A adoção acelerada da inteligência artificial (IA) está criando novas vulnerabilidades de segurança nas empresas, específicamente nas interfaces de programação de aplicações (APIs). Essa é a principal conclusão do relatório “2026 Apps, APIs, and DDoS State of the Internet” da Akamai, que destaca que as organizações estão investindo cada vez mais em automação e IA em camadas que atualmente enfrentam intensa pressão de ataques.
De acordo com a Akamai, os atacantes estão modernizando suas táticas, combinando abusos de APIs, ataques a aplicativos web e DDoS de camada 7 em campanhas coordenadas e repetíveis. O objetivo, segundo o relatório, já não é apenas causar uma grande intrusão, mas sim degradar o desempenho, aumentar os custos de infraestrutura e explorar a automação impulsionada por IA em larga escala.
Quatro dados preocupantes do relatório ilustram essa mudança: os ataques DDoS de camada 7 cresceram 104% nos últimos dois anos, 87% das organizações entrevistadas sofreram pelo menos um incidente de segurança relacionado a APIs em 2025, os ataques a aplicativos web aumentaram 73% entre 2023 e 2025, e o número médio diário de ataques a APIs teve um aumento de 113% em relação ao ano anterior.
Essas estatísticas são vistas pela Akamai como um sinal claro de que segurança de aplicativos e APIs não podem mais ser tratadas como problemas isolados.
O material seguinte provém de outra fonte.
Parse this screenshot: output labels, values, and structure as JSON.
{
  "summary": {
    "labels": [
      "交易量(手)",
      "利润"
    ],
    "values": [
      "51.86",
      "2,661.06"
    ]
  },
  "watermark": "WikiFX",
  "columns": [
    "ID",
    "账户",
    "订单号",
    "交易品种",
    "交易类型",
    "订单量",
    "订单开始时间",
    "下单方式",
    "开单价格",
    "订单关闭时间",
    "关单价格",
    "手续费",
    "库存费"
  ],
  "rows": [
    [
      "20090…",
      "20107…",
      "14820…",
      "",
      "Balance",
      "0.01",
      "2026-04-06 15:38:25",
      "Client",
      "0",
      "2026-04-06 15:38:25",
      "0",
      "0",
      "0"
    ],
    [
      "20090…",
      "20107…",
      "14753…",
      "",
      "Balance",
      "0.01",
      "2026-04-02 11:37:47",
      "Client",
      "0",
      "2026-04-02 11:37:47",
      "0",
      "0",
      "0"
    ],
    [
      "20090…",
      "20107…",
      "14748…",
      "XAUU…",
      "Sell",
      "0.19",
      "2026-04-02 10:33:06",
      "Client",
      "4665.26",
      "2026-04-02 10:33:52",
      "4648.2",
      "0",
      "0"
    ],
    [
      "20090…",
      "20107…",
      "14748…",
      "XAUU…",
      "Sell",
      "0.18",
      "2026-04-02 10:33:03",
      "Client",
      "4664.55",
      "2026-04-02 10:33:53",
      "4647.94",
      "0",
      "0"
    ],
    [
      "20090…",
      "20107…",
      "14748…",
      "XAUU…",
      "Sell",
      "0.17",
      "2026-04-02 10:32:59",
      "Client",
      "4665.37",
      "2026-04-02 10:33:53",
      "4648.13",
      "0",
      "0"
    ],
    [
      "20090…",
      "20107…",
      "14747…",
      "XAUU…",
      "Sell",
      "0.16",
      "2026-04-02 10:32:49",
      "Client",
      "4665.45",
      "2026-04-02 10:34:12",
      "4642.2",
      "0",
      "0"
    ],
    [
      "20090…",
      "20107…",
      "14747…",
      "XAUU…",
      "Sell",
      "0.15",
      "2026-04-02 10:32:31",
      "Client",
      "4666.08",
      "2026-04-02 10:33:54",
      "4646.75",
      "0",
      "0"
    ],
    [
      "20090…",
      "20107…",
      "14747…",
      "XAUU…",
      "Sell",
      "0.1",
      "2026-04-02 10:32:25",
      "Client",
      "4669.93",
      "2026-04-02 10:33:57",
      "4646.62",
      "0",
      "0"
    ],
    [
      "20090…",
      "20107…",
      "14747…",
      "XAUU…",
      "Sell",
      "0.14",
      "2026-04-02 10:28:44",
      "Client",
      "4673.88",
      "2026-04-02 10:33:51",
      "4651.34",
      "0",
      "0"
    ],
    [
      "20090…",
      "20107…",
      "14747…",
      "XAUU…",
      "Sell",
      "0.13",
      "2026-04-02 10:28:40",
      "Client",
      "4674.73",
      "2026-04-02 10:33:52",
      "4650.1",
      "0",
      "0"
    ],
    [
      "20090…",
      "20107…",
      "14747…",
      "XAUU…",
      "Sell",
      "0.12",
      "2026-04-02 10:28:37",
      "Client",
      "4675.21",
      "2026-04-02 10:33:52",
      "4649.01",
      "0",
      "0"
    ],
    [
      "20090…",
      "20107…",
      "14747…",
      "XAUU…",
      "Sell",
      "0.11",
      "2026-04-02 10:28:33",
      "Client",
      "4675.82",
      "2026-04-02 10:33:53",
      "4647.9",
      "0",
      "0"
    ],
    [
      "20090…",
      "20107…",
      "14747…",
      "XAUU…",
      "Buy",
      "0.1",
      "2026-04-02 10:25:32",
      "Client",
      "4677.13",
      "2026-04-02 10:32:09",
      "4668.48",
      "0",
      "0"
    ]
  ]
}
Quando uma empresa trata a segurança web separadamente da segurança de APIs, surgem lacunas que os atacantes podem explorar, aproveitando-se da lógica de negócios, abusando de fluxos legítimos e comprometendo a disponibilidade dos serviços.
Um aspecto curioso do relatório é sua ênfase na mudança de ataques tradicionais para ameaças baseadas no comportamento. As vulnerabilidades técnicas não são mais o único alvo; os atacantes agora automatizam requisições e pressionam a infraestrutura, transformando a própria lógica de negócios em um vetor de ataque. Além disso, o relatório menciona a tendência do “vibe coding”, onde o uso intenso de IA na geração de código acrescenta vulnerabilidades e configurações inadequadas, muitas vezes levadas a produção sem testes rigorosos.
A evolução do mercado de DDoS também contribui para essa situação, com a Akamai apontando que o aumento significativo nos ataques de camada 7 se deve ao fácil acesso a botnets alugadas e scripts assistidos por IA, facilitando ataques contra aplicações web e APIs.
A segurança das APIs está ainda mais comprometida pela ascensão da “IA agéntica”, que amplia a superfície de ataque ao permitir que sistemas ajam de forma autônoma. A Akamai cita o novo marco OWASP Top 10 for Agentic Applications 2026, que destaca riscos específicos associados a esses agentes, incluindo “goal hijacking” e “memory poisoning”.
Diante desse cenário, a proteção das APIs não se resume mais a colocar um firewall de aplicações web (WAF) na frente. É necessário revisar autenticações, limites de uso e controlar como os agentes podem interagir com ferramentas e dados sensíveis.
Por fim, o relatório da Akamai traz uma conclusão inquietante: muitas empresas ainda veem a segurança da IA como um problema novo e separado, enquanto o maior risco está enraizado em componentes mais tradicionais como APIs e aplicativos web. Portanto, priorizar a regulamentação de segurança fundamental como inventário, visibilidade e proteção contra DDoS é crucial antes de considerar soluções específicas para IA. Essa redobrada no foco se dá no entendimento de que as APIs são a base técnica da transformação digital através da IA, mas também o ponto em que essa transformação pode fracassar.